Baklava in tray

Focus on filo

by Katie Smith 13 November 2015

Filo pastry has a very ancient history, transcending social classes to become an iconic ingredient in the signature dishes of Turkey, Greece and the Middle East. Far from being consigned to the vaults of history, this wonderfully flaky, versatile ingredient has a cornucopia of inspiring recipes hidden between its layers.

Katie is an avid home baker, passionate about using seasonal produce and hedgerow ingredients. As part of the editorial team at Great British Chefs, she pursues her dual loves of food and writing.

Katie is an avid home baker, passionate about using seasonal produce and hedgerow ingredients. On her recent travels around South America she could often be found in the bustling food markets trying the local specialities and finding inspiration for new recipes. As part of the editorial team at Great British Chefs, she pursues her dual loves of food and writing.

Filo, stemming from the Greek word for leaf, is a particularly apt name for this thin and flaky pastry. It is made from a mixture of flour, salt, water, and oil that is combined, kneaded and then stretched (traditionally by hand) until it is transparent enough to almost see through. These paper-thin sheets are then placed one on top of each other, glued together by a thin coating of melted butter or oil, to form a multi-layered pastry shell to fill, roll and layer into a whole host of delicious dishes.

Pulling apart the layers

You would be forgiven for thinking that filo pastry was originally a Greek invention – what with its Greek name and the country’s myriad of filo-based pies, such as spanakopita – however its origins lie further east. Layered breads have a long and illustrious history in the Middle East, perhaps spanning back as far as the ancient Egyptians. In the medieval period, nomadic tribes in modern day Turkey created layered breads by rolling sheets of dough into ultra-thin layers. This very rudimental form of filo pastry was later adapted into a more complex dish, adding the Persian staple of nuts to make an early form of baklava.

The wafer-thin pastry we have come to know as filo was subsequently developed in the royal Ottoman kitchens of the Topkapi Palace in Istanbul. In fact, filo pastry became so entrenched in Turkish high society that up until the breakout of the First World War, all upper class Istanbul kitchens employed two filo makers – one solely dedicated to making the thinner filo required for baklava and another specifically for the preparation of the stronger filo pastry for börek.

Traditional filo-based pastry dishes aren’t just confined to Turkey and Greece though. Versions of this delicately crisp pastry have also made their way into the kitchens of central and eastern Europe in the form of the strudel pastry, and further afield as the paper-thin werqa or warka used in North African dishes such as the Moroccan meat pie dish bisteeya and hand-held briouats.

The perfect substitute

Since the invention of the first filo pastry stretching machine in the 20th century, filo has broken away from tradition and gone into large-scale production. This breakthrough has cut out the laborious and time-involved stretching process, allowing this once notoriously tricky pastry to become an accessible and versatile option for a wide range of modern day dishes from brunch to canapés.

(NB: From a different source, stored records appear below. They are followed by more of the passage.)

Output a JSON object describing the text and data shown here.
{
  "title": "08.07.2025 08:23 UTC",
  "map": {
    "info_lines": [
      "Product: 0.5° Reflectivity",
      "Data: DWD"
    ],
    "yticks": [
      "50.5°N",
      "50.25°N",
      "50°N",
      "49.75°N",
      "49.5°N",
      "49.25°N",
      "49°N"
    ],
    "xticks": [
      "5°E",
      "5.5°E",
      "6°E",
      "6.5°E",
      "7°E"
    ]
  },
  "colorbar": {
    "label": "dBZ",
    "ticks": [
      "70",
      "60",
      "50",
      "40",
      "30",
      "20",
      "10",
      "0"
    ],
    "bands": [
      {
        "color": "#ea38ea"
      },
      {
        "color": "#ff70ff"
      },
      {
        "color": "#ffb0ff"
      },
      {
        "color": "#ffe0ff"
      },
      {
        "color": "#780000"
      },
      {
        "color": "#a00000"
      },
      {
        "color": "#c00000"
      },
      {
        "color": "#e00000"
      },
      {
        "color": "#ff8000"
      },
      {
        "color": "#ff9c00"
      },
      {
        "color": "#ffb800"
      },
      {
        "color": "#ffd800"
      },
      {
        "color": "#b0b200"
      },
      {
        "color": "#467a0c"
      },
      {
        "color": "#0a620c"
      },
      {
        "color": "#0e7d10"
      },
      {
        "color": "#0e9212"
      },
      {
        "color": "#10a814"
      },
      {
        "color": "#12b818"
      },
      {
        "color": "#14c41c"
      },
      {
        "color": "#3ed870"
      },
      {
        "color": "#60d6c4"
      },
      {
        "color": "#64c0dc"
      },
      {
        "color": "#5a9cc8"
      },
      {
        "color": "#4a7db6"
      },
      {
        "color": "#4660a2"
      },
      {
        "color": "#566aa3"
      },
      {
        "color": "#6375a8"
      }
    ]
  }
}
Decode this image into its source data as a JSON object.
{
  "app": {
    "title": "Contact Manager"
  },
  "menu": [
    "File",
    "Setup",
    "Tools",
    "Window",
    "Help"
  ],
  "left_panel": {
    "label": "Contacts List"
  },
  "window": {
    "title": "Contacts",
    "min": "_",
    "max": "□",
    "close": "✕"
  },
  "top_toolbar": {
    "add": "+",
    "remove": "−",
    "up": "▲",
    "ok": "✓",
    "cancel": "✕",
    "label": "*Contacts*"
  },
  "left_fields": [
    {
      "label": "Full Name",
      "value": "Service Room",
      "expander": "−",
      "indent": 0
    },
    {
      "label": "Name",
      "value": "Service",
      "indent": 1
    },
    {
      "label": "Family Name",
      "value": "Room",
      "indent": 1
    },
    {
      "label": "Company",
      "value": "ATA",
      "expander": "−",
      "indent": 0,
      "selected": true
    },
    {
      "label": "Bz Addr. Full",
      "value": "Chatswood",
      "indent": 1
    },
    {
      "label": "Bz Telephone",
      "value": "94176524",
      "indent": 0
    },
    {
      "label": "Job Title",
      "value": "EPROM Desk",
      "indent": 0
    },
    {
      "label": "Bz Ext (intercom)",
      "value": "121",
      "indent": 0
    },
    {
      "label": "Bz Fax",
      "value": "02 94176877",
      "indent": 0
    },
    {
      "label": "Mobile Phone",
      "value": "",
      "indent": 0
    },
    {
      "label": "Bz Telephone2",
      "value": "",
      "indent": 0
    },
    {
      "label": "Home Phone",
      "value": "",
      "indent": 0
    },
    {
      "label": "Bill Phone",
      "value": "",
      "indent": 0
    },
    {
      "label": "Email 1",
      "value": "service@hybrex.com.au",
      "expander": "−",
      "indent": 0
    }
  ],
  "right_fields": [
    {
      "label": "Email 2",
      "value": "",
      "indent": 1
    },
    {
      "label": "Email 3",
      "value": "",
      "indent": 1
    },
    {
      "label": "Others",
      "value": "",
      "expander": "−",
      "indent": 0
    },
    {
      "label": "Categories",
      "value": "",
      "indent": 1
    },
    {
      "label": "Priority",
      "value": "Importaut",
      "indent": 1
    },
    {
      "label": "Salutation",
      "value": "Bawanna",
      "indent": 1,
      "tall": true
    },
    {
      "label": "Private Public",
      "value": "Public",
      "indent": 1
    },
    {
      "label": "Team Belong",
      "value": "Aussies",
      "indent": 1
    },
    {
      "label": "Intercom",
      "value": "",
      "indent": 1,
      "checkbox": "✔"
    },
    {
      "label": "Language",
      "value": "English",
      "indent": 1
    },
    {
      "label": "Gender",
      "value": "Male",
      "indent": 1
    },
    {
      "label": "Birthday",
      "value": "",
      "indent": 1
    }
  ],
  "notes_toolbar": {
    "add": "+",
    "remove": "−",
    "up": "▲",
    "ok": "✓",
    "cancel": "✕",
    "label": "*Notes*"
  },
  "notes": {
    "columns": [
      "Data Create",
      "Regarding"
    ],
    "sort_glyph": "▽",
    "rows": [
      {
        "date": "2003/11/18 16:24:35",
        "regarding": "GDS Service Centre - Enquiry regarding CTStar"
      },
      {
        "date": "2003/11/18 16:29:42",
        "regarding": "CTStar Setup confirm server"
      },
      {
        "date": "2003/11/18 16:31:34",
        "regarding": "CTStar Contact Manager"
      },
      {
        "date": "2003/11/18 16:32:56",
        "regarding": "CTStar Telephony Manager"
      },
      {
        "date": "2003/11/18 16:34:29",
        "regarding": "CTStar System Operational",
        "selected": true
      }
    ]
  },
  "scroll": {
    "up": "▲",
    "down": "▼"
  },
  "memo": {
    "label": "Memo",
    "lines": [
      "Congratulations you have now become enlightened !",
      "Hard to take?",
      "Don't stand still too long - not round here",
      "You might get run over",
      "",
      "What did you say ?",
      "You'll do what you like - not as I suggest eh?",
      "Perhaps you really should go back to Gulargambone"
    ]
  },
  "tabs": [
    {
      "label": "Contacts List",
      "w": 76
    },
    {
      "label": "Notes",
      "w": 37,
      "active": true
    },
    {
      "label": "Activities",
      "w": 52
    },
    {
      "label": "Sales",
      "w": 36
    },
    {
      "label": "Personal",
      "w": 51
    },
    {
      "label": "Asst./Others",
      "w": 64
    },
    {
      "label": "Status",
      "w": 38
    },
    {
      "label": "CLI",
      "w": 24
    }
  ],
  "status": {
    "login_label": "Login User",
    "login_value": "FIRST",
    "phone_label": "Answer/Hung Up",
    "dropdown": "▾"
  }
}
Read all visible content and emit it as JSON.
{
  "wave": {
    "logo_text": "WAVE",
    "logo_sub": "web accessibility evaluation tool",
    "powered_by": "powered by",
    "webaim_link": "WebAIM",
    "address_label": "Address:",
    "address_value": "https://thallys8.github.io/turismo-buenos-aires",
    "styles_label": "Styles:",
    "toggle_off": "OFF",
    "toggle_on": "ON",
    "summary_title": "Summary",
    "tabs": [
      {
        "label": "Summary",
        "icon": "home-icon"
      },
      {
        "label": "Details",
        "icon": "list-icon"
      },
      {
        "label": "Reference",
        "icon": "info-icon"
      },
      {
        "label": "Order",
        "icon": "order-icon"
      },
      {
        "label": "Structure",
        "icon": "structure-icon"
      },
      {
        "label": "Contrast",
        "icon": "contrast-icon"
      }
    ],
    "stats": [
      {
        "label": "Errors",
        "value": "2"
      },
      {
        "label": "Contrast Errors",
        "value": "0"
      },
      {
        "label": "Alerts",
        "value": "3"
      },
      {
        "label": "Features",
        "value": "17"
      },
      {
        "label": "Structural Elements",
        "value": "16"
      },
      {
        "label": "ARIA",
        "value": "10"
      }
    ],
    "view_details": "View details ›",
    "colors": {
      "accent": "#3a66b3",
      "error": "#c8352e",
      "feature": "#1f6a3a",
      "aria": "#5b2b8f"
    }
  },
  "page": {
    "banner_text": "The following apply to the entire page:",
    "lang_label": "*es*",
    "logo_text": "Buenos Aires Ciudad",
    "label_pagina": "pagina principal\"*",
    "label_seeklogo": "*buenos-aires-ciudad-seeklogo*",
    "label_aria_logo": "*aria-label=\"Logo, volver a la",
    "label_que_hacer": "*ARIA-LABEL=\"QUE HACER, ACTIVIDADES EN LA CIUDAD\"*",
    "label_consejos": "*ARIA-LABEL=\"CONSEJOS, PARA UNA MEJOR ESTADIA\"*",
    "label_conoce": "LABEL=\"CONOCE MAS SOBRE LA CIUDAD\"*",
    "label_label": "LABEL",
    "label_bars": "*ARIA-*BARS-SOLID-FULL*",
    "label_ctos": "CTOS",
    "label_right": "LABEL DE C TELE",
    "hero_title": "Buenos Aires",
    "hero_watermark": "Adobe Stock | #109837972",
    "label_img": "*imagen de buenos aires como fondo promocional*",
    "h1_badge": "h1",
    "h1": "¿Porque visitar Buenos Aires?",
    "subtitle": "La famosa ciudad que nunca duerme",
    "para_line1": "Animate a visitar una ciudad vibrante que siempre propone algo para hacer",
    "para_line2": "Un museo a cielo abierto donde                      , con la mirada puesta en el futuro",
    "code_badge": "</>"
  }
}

Filo also acts as a healthier substitute for puff and shortcrust pastry. Very little fat is included in the dough and extra only added when assembling the filo sheets, therefore the quantity and type of fat used is at the discretion of the cook. Pastry dishes from a quintessential quiche for a picnic, to an impressive beef Wellington for a Sunday lunch, or an indulgent chocolate tart for dessert can all be made that little bit lighter with the use of filo pastry. Filo also makes a fantastic substitute for more exotic types of pastry such as those used for samosas and empanadas, and the dough itself is also vegan, making it a great base for a variety of vegan recipes.

Due to its distinctive layered structure, filo lends itself to creating decorative dishes of all shapes and sizes. By simply placing squares of filo sheets at slightly different angles to one another in a tart tin or muffin tray, you can produce a star effect perfect for open-topped pies large and small. With a little extra effort, it is even possible to create bon bons, cornets and crackers – ideal as canapés and starters. A good tip to reduce any tears while making your filo fancies is to store the sheets under a damp cloth, but the beauty of filo is that even if a hole does appear all is not lost as it can be easily covered up with more layers of pastry, which also supplies a bit of added strength. However, if you don’t want to run the risk or are in search of something a little easier but equally impressive, carefully scrunch up the filo sheets into balls for quick and easy pie topping.

With such a rich culinary history behind it in dishes such as baklava and spanakopita, and the more modern day twists now possible, however you decide to roll, layer, scrunch or slice your filo pastry, this versatile ingredient guarantees a tasty dish will be ready and waiting at your fingertips.